Уикхэм посмотрел на нее с любопытством, засмеялся и покачал головой.
– Зачем же так сердиться, Габриэлла? Вы не можете отпугнуть меня от своей красавицы-сестры, но можете – вполне можете – добиться этого с помощью подкупа.
Габби подозрительно прищурилась.
– Подкупа? – не веря своим ушам, переспросила она.
Уикхэм кивнул. Его глаза смеялись, но голос звучал совершенно серьезно.
– Поцелуй. Такова цена того, что я не буду посягать на вашу сестру.
23
– Что?
– Вы меня слышали.
– Нет!
Габби была вне себя. Ее лицо, выражавшее гнев и смущение, стало такого же цвета, как волосы Бет. Он равнодушно пожал плечами.
– Дело ваше. Раз так, я буду с удовольствием предвкушать продолжение знакомства с Клер. Вы сами понимаете, что положение «брата» дает мне для этого множество возможностей. Это невинное дитя охотно остается наедине со мной в моей спальне и…

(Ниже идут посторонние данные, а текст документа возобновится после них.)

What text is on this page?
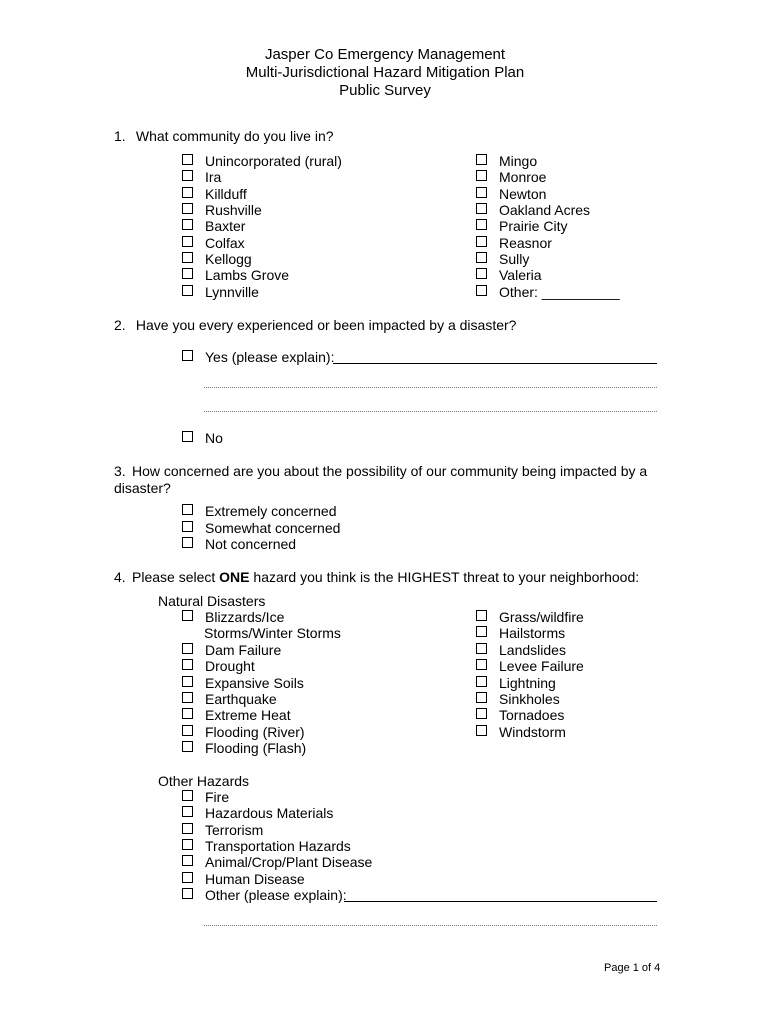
Jasper Co Emergency Management
Multi-Jurisdictional Hazard Mitigation Plan
Public Survey
1. What community do you live in?
Unincorporated (rural)
Ira
Killduff
Rushville
Baxter
Colfax
Kellogg
Lambs Grove
Lynnville
Mingo
Monroe
Newton
Oakland Acres
Prairie City
Reasnor
Sully
Valeria
Other: __________
2. Have you every experienced or been impacted by a disaster?
Yes (please explain):
No
3. How concerned are you about the possibility of our community being impacted by a
disaster?
Extremely concerned
Somewhat concerned
Not concerned
4. Please select ONE hazard you think is the HIGHEST threat to your neighborhood:
Natural Disasters
Blizzards/Ice
Storms/Winter Storms
Dam Failure
Drought
Expansive Soils
Earthquake
Extreme Heat
Flooding (River)
Flooding (Flash)
Grass/wildfire
Hailstorms
Landslides
Levee Failure
Lightning
Sinkholes
Tornadoes
Windstorm
Other Hazards
Fire
Hazardous Materials
Terrorism
Transportation Hazards
Animal/Crop/Plant Disease
Human Disease
Other (please explain):
Page 1 of 4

– Вы… вы развратник! – с трудом выдавила Габби.
– Можно было выразиться и покрепче.
– Вы не останетесь с ней наедине. Я предупрежу ее…
– И скажете, что я ей не брат? – продолжал насмехаться над ней самозванец. – Сомневаюсь, что она вам поверит. Клер из тех девушек, которые верят во все лучшее… в отличие от ее старшей сестры.
– Можете не сомневаться, я расскажу ей всю правду!
– И при этом будете продолжать надеяться сохранить тайну? Перестаньте, Габриэлла. Вы все прекрасно понимаете. Она непременно проболтается, и мы с вами сядем в лужу.
– Тогда дайте мне слово, что оставите ее в покое, – потребовала Габби без особой надежды на успех.
– Дам. За один поцелуй. Причем в губы. Никаких братских поцелуев в щеку.
Габби придерживала одеяло и смотрела на Уикхэма с беспомощным гневом. От чего ушли, к тому и пришли… При свете камина глаза Уикхэма казались почти черными. Казалось, он чрезвычайно доволен собой.
– Неужели поцеловать меня так трудно? Вспомните о риске, которому вы подвергаете своих сестер. Я бы сказал, что по сравнению с этим один поцелуй – пустяк.